EIA-485, earlier known as RS-485 or RS485 is an OSI Model physical layer electrical specification of a two-wire, half-duplex, multipoint serial connection. EIA-485 standard specifies a differential form of signaling. The data is conveyed by the difference between voltages. One polarity of voltage indicates logic 1 level; the reverse polarity indicates logic 0. The difference of potential must be at least 0.2 volts for valid operation, but any applied voltages between +12 V and -7 volts will allow correct operation of the receiver. EIA-485 is better described as un-balanced interface, as the balanced usually implies that the voltages on the differential wires are balanced with respect to ground or earth potential (e.g. +5V and -5V), but EIA-485 is usually +5V and 0V. EIA-485 only specifies electrical characteristics of the driver and the receiver. It does not specify or recommend any data protocol.
- EIA-485 enables the configuration of inexpensive local networks and multidrop communications links.
- It offers high data transmission speeds.
- RS-485 communication is asynchronous in nature.
- Since it uses a differential balanced line over twisted pair similar to EIA-422, it can span moderately large distances.
- While working with RS-485 one encounters various grounding, shielding, and termination issues.
- In comparison to EIA-422 (having a single driver circuit which cannot be switched off), EIA-485 drivers need to be put in transmit mode explicitly by asserting a signal to the driver. This enables EIA-485 to implement linear topologies using only two wires.

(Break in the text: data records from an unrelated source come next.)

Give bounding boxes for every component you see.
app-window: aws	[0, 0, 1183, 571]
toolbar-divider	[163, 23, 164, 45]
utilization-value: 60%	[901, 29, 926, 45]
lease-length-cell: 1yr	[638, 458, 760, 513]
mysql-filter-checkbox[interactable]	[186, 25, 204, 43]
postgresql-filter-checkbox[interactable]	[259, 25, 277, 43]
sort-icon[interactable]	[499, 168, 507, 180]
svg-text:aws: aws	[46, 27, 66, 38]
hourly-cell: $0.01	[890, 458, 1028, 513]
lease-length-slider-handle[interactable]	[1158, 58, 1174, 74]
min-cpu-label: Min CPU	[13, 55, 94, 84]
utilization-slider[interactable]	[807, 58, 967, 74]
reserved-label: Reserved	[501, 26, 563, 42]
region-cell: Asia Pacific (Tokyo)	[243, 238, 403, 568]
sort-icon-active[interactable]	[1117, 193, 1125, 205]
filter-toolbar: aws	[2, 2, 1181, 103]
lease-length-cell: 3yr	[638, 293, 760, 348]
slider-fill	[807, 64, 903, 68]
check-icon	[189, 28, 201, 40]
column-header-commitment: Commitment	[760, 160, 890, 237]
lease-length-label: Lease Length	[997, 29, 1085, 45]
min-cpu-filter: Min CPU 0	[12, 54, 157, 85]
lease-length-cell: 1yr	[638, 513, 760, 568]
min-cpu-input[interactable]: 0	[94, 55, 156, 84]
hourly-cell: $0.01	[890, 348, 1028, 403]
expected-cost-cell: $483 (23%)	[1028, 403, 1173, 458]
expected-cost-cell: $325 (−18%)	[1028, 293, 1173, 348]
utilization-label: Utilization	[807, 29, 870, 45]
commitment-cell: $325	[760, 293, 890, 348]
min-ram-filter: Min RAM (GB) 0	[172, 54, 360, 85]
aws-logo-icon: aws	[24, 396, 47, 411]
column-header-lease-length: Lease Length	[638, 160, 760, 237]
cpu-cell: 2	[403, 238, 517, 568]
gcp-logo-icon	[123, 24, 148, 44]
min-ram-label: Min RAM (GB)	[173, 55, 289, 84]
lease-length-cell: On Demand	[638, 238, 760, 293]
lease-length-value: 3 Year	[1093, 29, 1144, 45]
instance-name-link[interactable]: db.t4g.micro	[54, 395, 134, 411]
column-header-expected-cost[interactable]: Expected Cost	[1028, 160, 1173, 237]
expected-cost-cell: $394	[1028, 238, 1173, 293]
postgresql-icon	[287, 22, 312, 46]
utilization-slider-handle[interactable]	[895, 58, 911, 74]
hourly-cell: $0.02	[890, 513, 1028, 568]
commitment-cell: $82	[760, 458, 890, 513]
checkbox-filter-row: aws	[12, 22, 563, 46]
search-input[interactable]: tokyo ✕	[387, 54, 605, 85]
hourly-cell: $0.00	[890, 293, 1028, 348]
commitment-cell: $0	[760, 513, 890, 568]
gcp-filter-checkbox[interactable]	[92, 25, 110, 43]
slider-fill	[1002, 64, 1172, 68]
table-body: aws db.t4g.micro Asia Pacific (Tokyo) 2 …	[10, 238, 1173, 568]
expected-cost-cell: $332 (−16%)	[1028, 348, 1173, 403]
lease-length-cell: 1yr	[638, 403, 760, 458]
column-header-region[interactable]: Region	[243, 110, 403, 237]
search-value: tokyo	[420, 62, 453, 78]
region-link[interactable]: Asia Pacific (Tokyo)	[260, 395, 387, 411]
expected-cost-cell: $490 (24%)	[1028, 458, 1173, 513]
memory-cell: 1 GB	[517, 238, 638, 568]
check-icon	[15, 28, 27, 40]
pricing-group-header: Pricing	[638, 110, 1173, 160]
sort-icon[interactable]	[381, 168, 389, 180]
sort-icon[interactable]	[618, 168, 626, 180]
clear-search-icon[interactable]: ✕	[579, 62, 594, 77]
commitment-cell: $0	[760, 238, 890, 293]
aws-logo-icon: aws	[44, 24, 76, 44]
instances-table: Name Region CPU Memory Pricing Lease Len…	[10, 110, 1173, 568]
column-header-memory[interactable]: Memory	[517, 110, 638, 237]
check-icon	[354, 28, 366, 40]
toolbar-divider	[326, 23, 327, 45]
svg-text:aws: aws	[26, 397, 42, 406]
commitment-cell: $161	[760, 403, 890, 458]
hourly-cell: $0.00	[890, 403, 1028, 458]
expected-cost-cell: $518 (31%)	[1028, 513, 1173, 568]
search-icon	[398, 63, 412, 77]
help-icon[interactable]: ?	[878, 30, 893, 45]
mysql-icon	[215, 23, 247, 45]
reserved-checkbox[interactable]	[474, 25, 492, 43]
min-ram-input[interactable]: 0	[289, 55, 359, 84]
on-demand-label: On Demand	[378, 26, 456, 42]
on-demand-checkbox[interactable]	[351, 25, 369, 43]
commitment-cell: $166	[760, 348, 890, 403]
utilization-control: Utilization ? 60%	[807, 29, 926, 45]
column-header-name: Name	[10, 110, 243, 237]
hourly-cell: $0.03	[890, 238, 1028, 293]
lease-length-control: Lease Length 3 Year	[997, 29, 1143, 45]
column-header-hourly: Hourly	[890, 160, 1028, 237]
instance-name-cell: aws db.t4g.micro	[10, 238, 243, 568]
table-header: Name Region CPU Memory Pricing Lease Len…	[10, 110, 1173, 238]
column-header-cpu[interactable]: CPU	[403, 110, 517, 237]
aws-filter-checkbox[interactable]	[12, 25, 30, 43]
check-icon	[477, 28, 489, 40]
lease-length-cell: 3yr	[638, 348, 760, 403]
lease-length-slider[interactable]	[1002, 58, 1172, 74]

- The equipments located along a set of EIA-485 wires are interchangeably called nodes, stations and devices.
- Although many applications use EIA-485 signal levels, the speed, format, and protocol of the data transmission is not specified by EIA-485.
- EIA-485, like EIA-422 can be made full-duplex by using four wires.
- EIA-485 does not specify any connector or pinout. Circuits may be terminated on screw terminals, D-subminiature connectors, or other types of connectors.
EIA-485 is used:
- In an extensive range of computer and automation systems. In a computer system, SCSI-2 and SCSI-3 may use this specification to implement the physical layer for data transmission between a controller and a disk drive.
- For low-speed data communications in commercial aircraft cabins vehicle bus where it requires minimal wiring, and can share the wiring among several seats, resulting in reduced weight.
- As the physical layer underlying many standard and proprietary automation protocols used to implement Industrial Control Systems, including the most common versions of Modbus and Profibus.
- In programmable logic controllers and on factory floors. Since it is differential, it resists electromagnetic interference from motors and welding equipment.
- In theatre and performance venues to control sound systems and lighting. The EIA-485 link is typically implemented over standard XLR cables more commonly used for microphones, and so can be run between stage and control desk without laying special cables. Theatrical and disco lighting is controlled with the DMX protocol.
- EIA-485 is also used in building automation as the simple bus wiring and long cable length is ideal for joining remote devices.
- It may be used to control video surveillance systems or to interconnect security control panels and devices such as access control card readers.